A: I have little time to garden at home since I go to the Mount Hope garden three times a week to water, harvest and document and observe. However, I do have some peppers, tomatoes, lavender and sage growing in my yard.

 

Q: What’s been challenging about your social justice work with food systems?

 

A: Working with neighborhoods most impacted by the current inequitable food system, I see that people are living their lives dealing with everyday challenges, and as an organizer, I am asking my neighbors to shift their thinking to embrace change toward more sustainable and fair practices. I am asking them to resist the convenience presented by the current industrialized food system. I am asking them to trust that there is a better way, and I am asking them to get involved. The difficulty is the patience and resolve necessary to be helpful in our transition.

 

Q: What’s been rewarding about it?

 

A: I am inspired by the hard work done by people who have paved the way, and those who continue to work for change in the food system. Oppressed communities have developed ways of healing from historical trauma, knowing that we lift up the accomplishments of those whose shoulders we stand on. As one example, for the past six years Project New Village has hosted our Fannie Lou Hamer Legacy Celebration on her birthday (Oct. 6, 1917).
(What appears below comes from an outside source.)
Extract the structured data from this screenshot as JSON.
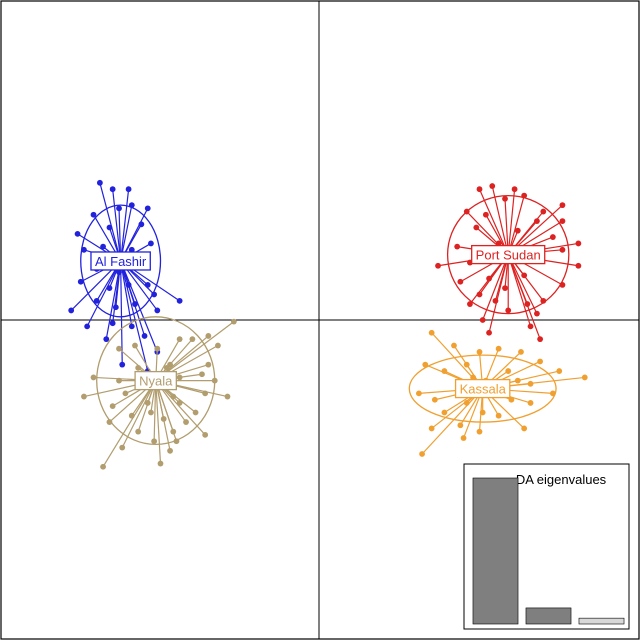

We gather to commemorate her contributions as a forerunner in the good food movement. This event is always rewarding, and this year marks her 100th birthday anniversary celebration.

 

Q: What has your work taught you about yourself?

 

A: I am a social change agent, deeply rooted in the belief of community resilience and committed to building community. I work every day to identify and build alternative routes of resistance based on regenerative work. I truly believe that we must be actively engaged in making the quality of life better for all.

 

Q: What is the best advice you’ve ever received?

 

A: In 2016, I was the primary caregiver for my mom, who had dementia. She taught me how to care for her. She challenged me to be better with my words.

 

Q: What is one thing people would be surprised to find out about you?

 

A: In my quiet time, I like to color in coloring books.

 

Q: Describe your ideal San Diego weekend.

 

A: Getting up early on Saturday and going to the garden to water plants before the heat of the day, then engaging in some community activity like a health fair or activist gathering, and ending the day with food, friends and music. Then rising early on Sunday to embrace the day, on to having dinner with my longtime sister friend and her dog, Sophie. And finally, some quiet time to read, rest and relax.